- Battle of Hodów: Part of the Polish–Ottoman War (1683–1699)
| Date | 11 June 1694 |
| Location | Hodów, Crown of the Kingdom of Poland |
| Result | Tatar tactical victory Polish forces repelled the Tatar attack at Hodów; |

Belligerents
- Polish–Lithuanian Commonwealth Crown of the Kingdom of Poland;: Budjak Horde

Commanders and leaders
- Konstanty Zaborowski Mikołaj Tyszkowski Jan Witosławski: Unknown

Strength
- 100 Winged Hussars 300 Towarzysz pancerny: Unknown Contemporary Polish claims (exaggerated): 25,000–70,000

Casualties and losses
- Fewer than 100: Unknown Contemporary Polish claims (exaggerated): 1,000–2,000

= Battle of Hodów =

1694 battle of the Polish–Ottoman War

The Battle of Hodów took place between the Kingdom of Poland and Budjak Horde forces, fought in June 1694 in the Ruthenian Voivodeship of the Crown of the Kingdom of Poland, near the village of Hodów (now Hodiv in Ternopil Raion, Ternopil Oblast, Ukraine). In Polish sources it is often called the Polish Thermopylae, like the Battle of Wizna.

== Prelude ==
In May 1694, Tatar raiders were preparing for an attack on Polish territory in Red Ruthenia; while the main Crimean Tatar force was engaged supporting Ottoman operations against Habsburg forces, this raid was carried out by Nogai Tatars from Budjak Horde, whose aim were to resupply the fortress of Kamianets-Podilskyi and carry out a diversionary attack against the Poles. During their raid, they clashed with Polish forces composed of seven banners of hussars and pancerni , approximately 400 men in total; historian Mirosław Nagielski estimates 100 hussars and 300 pancernis.

Contemporary Polish sources claimed that the Tatar force numbered around 30,000, with John III Sobieski, the king of Poland at the time, claiming the figure of 40,000. Though later Polish historiography drawing on the contemporary sources, gave figures ranging from 25,000 to 70,000, with 40,000 being the most commonly repeated figure. However, it has been argued that these figures reflect wartime and commemorative amplification rather than a precise count. The total population of the Budjak Horde in the start of the 17th century, which was around 30,000-45,000, couldn't physically sustain such armies.

== Battle ==
The Horde's attack took four days and occurred between the 8th and the 11th of June. Poles claimed that their proper deployment of their forces and Tatars' failure in obtaining large number of captives forced them to retreat. During their march towards Kamianets, the Nogais were attacked by Polish cavalry from fortresses of Trenches of Holy Trinity and Earthwork of Holy Mary. The Pole's were overwhelmed and they retreated to the village of Hodów, where they fortified themselves and managed to defend themselves against Nogai attacks for a few hours. Unable to break through the strong defence, the Nogais ceased their attack on Hodow and continued their march towards Kamianets.

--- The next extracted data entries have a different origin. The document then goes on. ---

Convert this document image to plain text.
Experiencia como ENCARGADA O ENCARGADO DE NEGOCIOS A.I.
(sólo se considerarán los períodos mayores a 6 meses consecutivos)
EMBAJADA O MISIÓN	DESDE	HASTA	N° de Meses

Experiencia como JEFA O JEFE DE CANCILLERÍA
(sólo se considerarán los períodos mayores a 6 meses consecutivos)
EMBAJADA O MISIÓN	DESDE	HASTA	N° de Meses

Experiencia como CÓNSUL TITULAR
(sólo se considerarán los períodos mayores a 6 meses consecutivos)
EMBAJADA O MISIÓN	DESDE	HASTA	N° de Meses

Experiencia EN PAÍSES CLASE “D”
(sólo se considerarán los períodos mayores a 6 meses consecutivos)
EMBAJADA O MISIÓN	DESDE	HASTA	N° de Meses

The Polish royal court decided that Zahorowski's action was crucial in stopping the raid of 1694, therefore it was used as part of propaganda action before the Sejm of 1695. King Jan III Sobieski, despite having commissioned a statue commemorating the battle, was unable to convince a majority of his subjects, that Hodów was a great success, though.

== Legacy ==
The Statue John III Sobieski had commissioned has survived to this day. It was renewed in the summer of 2014 and officially unveiled during the celebration of 320th anniversary of the battle on 25 October 2014.

In 2025, "Polskie Termopile" Polish foundation published a comic book about this battle titled 400.